Elsie looked as if she were enjoying the sensation she had made. "I've got a good reason," she said, nodding her head knowingly. "You'll see it when you've read the letter. I always thought I wasn't so very fond of her, and now I see why it was. It wouldn't have been right if I had; an' when she beat me, I can't tell you how I felt. I couldn't like any one who beat me!" Elsie continued, grinding her teeth together with rage at the memory, "even if it was my own mother."

"You seemed as if you wanted to make mother do it," said Duncan, who was often much distracted between his allegiance to rebellious Elsie and the strict sense of duty and obedience in which he had always been trained.

"P'raps I did," Elsie replied. "But I don't care; and mother shan't have the chance again.
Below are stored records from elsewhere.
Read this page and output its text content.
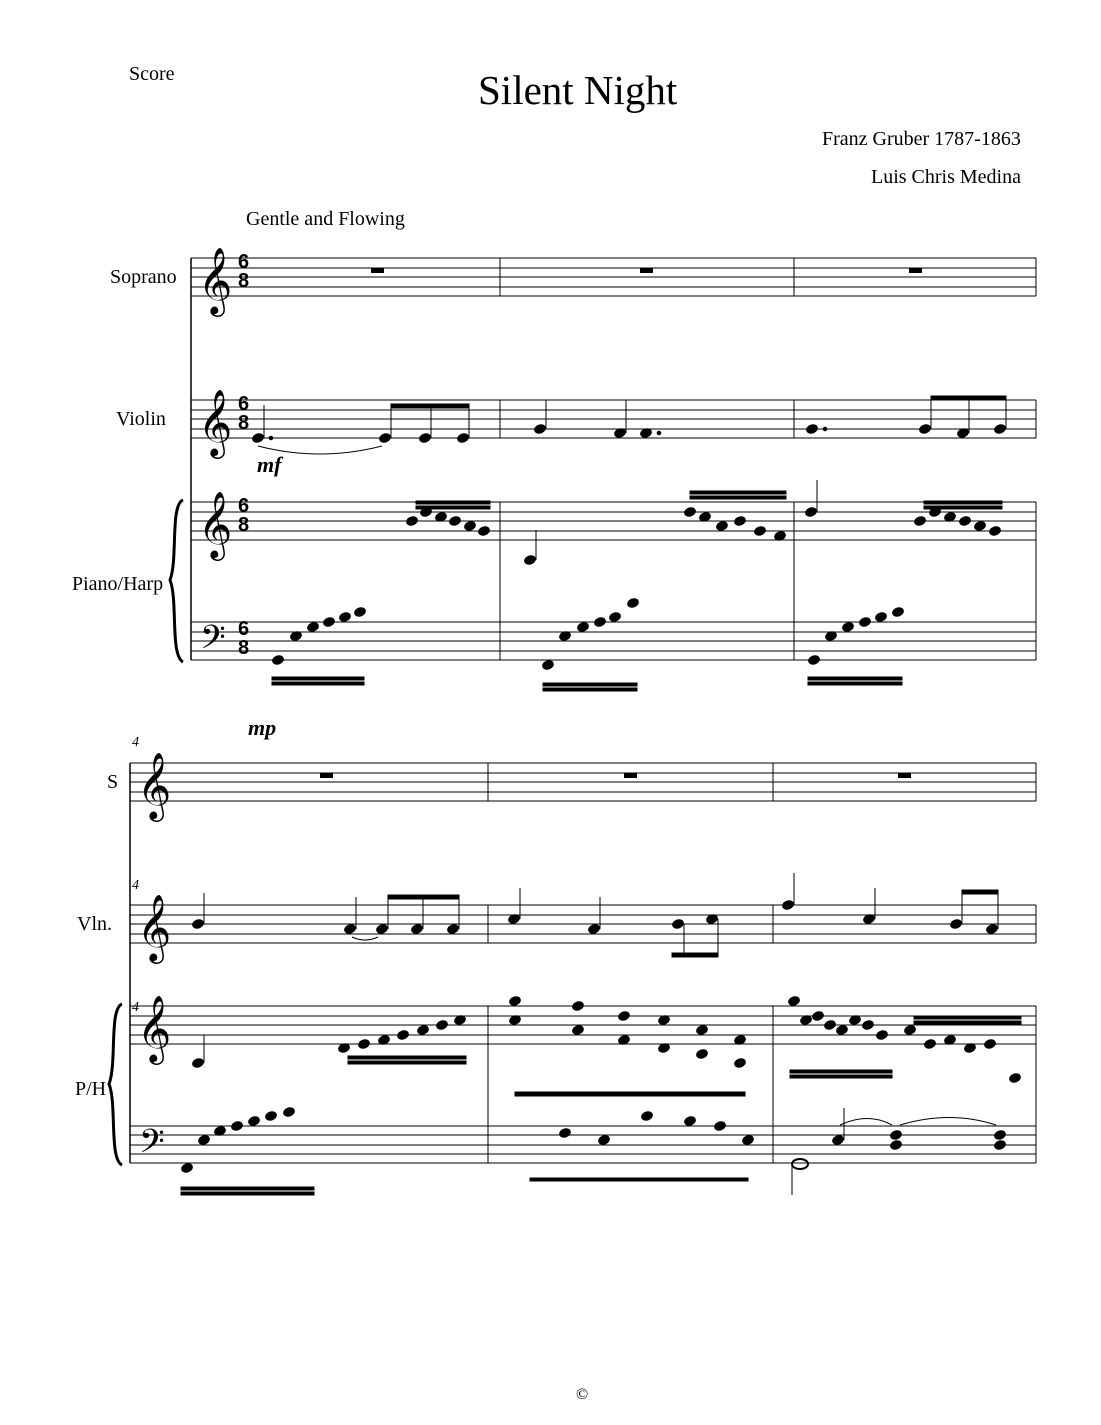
Score	Silent Night
Franz Gruber 1787-1863
Luis Chris Medina
Gentle and Flowing
Soprano
Violin
Piano/Harp
S
Vln.
P/H
4
4
4
mf
mp
©
6
8
6
8
6
8
6
8
𝄞
𝄞
𝄞
𝄢
𝄞
𝄞
𝄞
𝄢
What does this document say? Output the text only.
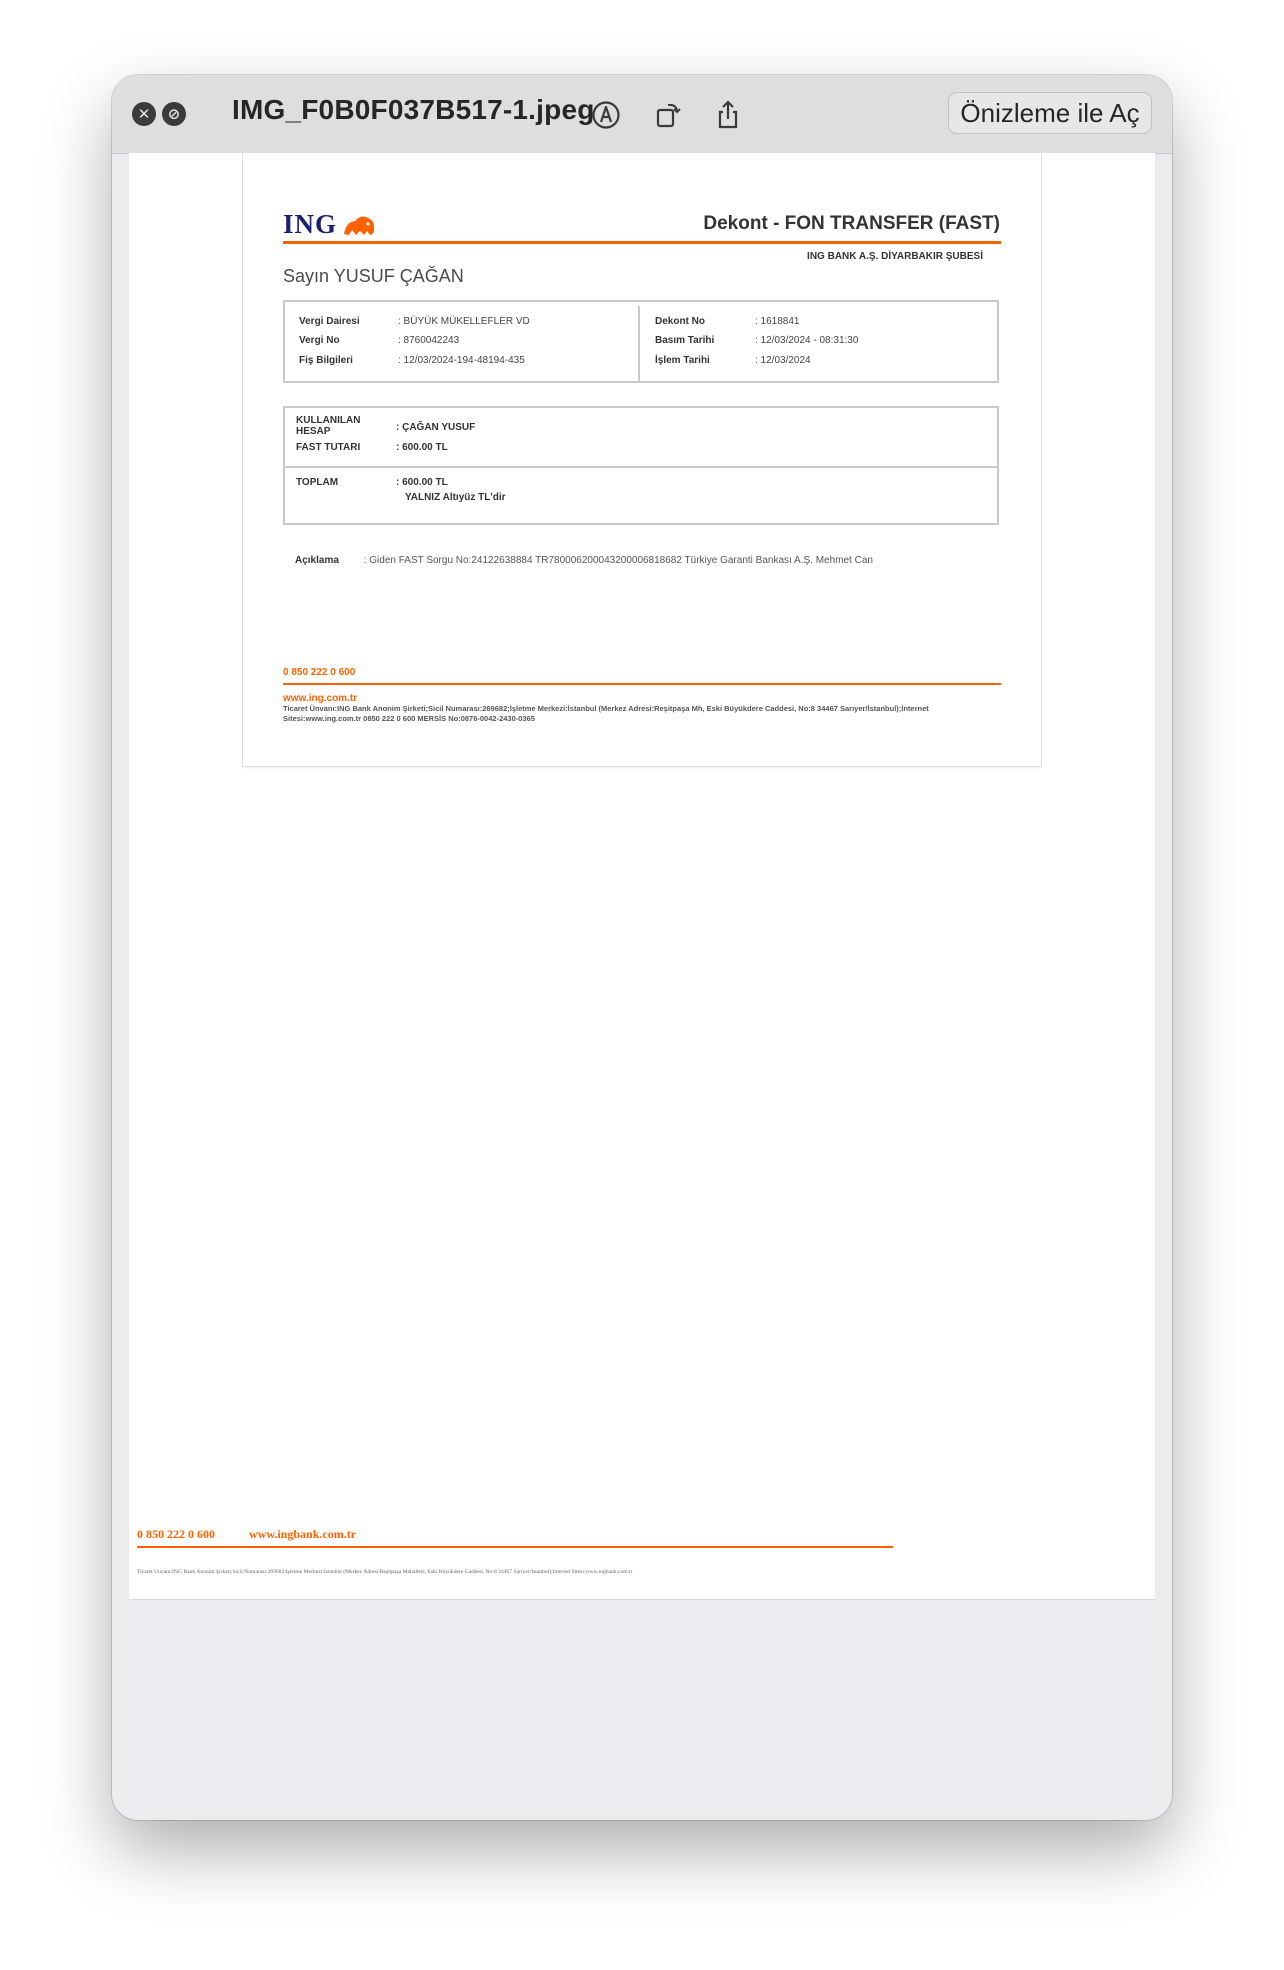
✕	⊘ IMG_F0B0F037B517-1.jpeg	Önizleme ile Aç
ING	Dekont - FON TRANSFER (FAST)
ING BANK A.Ş. DİYARBAKIR ŞUBESİ
Sayın YUSUF ÇAĞAN
Vergi Dairesi	: BÜYÜK MÜKELLEFLER VD
Vergi No	: 8760042243
Fiş Bilgileri	: 12/03/2024-194-48194-435
Dekont No	: 1618841
Basım Tarihi	: 12/03/2024 - 08:31:30
İşlem Tarihi	: 12/03/2024
KULLANILAN
HESAP	: ÇAĞAN YUSUF
FAST TUTARI	: 600.00 TL
TOPLAM	: 600.00 TL
YALNIZ Altıyüz TL'dir
Açıklama : Giden FAST Sorgu No:24122638884 TR780006200043200006818682 Türkiye Garanti Bankası A.Ş. Mehmet Can
0 850 222 0 600
www.ing.com.tr
Ticaret Ünvanı:ING Bank Anonim Şirketi;Sicil Numarası:269682;İşletme Merkezi:İstanbul (Merkez Adresi:Reşitpaşa Mh, Eski Büyükdere Caddesi, No:8 34467 Sarıyer/İstanbul);İnternet Sitesi:www.ing.com.tr 0850 222 0 600 MERSİS No:0876-0042-2430-0365
0 850 222 0 600	www.ingbank.com.tr
Ticaret Ünvanı:ING Bank Anonim Şirketi;Sicil Numarası:269682;İşletme Merkezi:İstanbul (Merkez Adresi:Reşitpaşa Mahallesi, Eski Büyükdere Caddesi, No:8 34467 Sarıyer/İstanbul);İnternet Sitesi:www.ingbank.com.tr
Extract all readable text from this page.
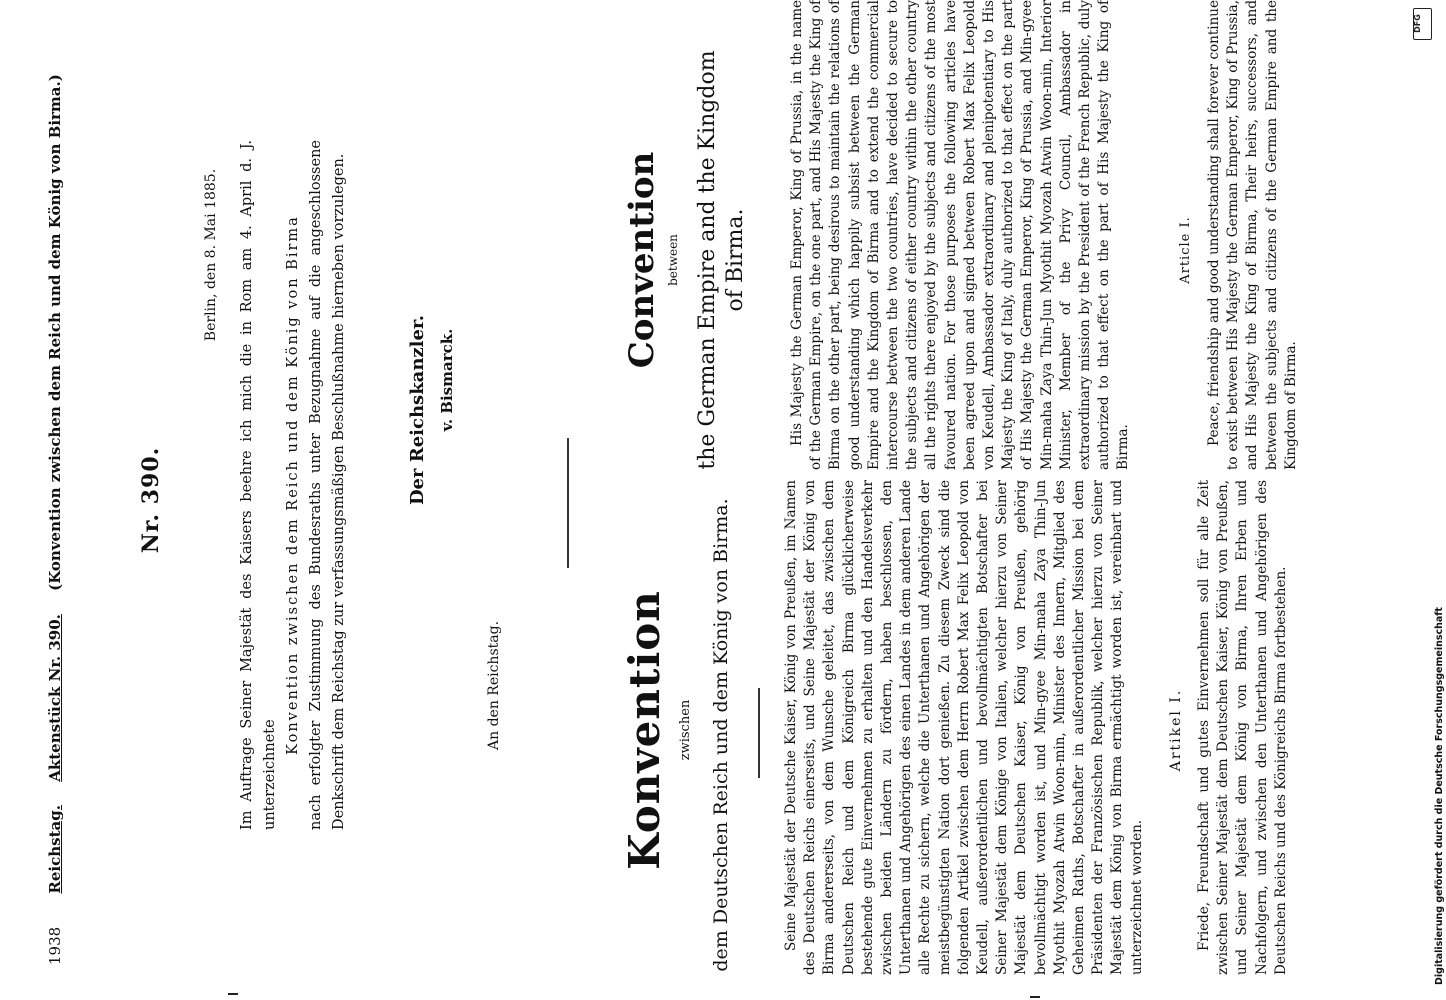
1938 Reichstag. Aktenstück Nr. 390. (Konvention zwischen dem Reich und dem König von Birma.)	Nr. 390.
Berlin, den 8. Mai 1885. Im Auftrage Seiner Majestät des Kaisers beehre ich mich die in Rom am 4. April d. J. unterzeichnete

Konvention zwischen dem Reich und dem König von Birma nach erfolgter Zustimmung des Bundesraths unter Bezugnahme auf die angeschlossene Denkschrift dem Reichstag zur verfassungsmäßigen Beschlußnahme hierneben vorzulegen.	Der Reichskanzler. v. Bismarck.
An den Reichstag.	Konvention zwischen dem Deutschen Reich und dem König von Birma.	Seine Majestät der Deutsche Kaiser, König von Preußen, im Namen des Deutschen Reichs einerseits, und Seine Majestät der König von Birma andererseits, von dem Wunsche geleitet, das zwischen dem Deutschen Reich und dem Königreich Birma glücklicherweise bestehende gute Einvernehmen zu erhalten und den Handelsverkehr zwischen beiden Ländern zu fördern, haben beschlossen, den Unterthanen und Angehörigen des einen Landes in dem anderen Lande alle Rechte zu sichern, welche die Unterthanen und Angehörigen der meistbegünstigten Nation dort genießen. Zu diesem Zweck sind die folgenden Artikel zwischen dem Herrn Robert Max Felix Leopold von Keudell, außerordentlichen und bevollmächtigten Botschafter bei Seiner Majestät dem Könige von Italien, welcher hierzu von Seiner Majestät dem Deutschen Kaiser, König von Preußen, gehörig bevollmächtigt worden ist, und Min-gyee Min-maha Zaya Thin-Jun Myothit Myozah Atwin Woon-min, Minister des Innern, Mitglied des Geheimen Raths, Botschafter in außerordentlicher Mission bei dem Präsidenten der Französischen Republik, welcher hierzu von Seiner Majestät dem König von Birma ermächtigt worden ist, vereinbart und unterzeichnet worden.

Artikel I. Friede, Freundschaft und gutes Einvernehmen soll für alle Zeit zwischen Seiner Majestät dem Deutschen Kaiser, König von Preußen, und Seiner Majestät dem König von Birma, Ihren Erben und Nachfolgern, und zwischen den Unterthanen und Angehörigen des Deutschen Reichs und des Königreichs Birma fortbestehen.

Convention between the German Empire and the Kingdom of Birma.	His Majesty the German Emperor, King of Prussia, in the name of the German Empire, on the one part, and His Majesty the King of Birma on the other part, being desirous to maintain the relations of good understanding which happily subsist between the German Empire and the Kingdom of Birma and to extend the commercial intercourse between the two countries, have decided to secure to the subjects and citizens of either country within the other country all the rights there enjoyed by the subjects and citizens of the most favoured nation. For those purposes the following articles have been agreed upon and signed between Robert Max Felix Leopold von Keudell, Ambassador extraordinary and plenipotentiary to His Majesty the King of Italy, duly authorized to that effect on the part of His Majesty the German Emperor, King of Prussia, and Min-gyee Min-maha Zaya Thin-Jun Myothit Myozah Atwin Woon-min, Interior Minister, Member of the Privy Council, Ambassador in extraordinary mission by the President of the French Republic, duly authorized to that effect on the part of His Majesty the King of Birma.

Article I. Peace, friendship and good understanding shall forever continue to exist between His Majesty the German Emperor, King of Prussia, and His Majesty the King of Birma, Their heirs, successors, and between the subjects and citizens of the German Empire and the Kingdom of Birma.

DFG
Digitalisierung gefördert durch die Deutsche Forschungsgemeinschaft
I don't think our father'd let her if he knew it."

"Our father?" faltered Duncan. "Why, our father's dead."

"Is he?" asked Elsie, enigmatically. "Robbie's father is."

"And isn't that ours?" Duncan asked contemptuously.

"That's just it," Elsie replied, with some excitement. "That's just what the letter's about. Now, if you sit down here I'll read it to you."

"We shall be late again," Duncan said, nervously. "Don't let's stop now, Elsie, and make mother cross. Could we do it after school?"

"P'raps I'd better tear it up, or give it back to granny," Elsie said, with a taunting air. "It don't matter to you."

"Oh, don't!" pleaded Duncan, divided again between the sense of duty, his own curiosity, and a fear of offending Elsie. "Do keep it till after school."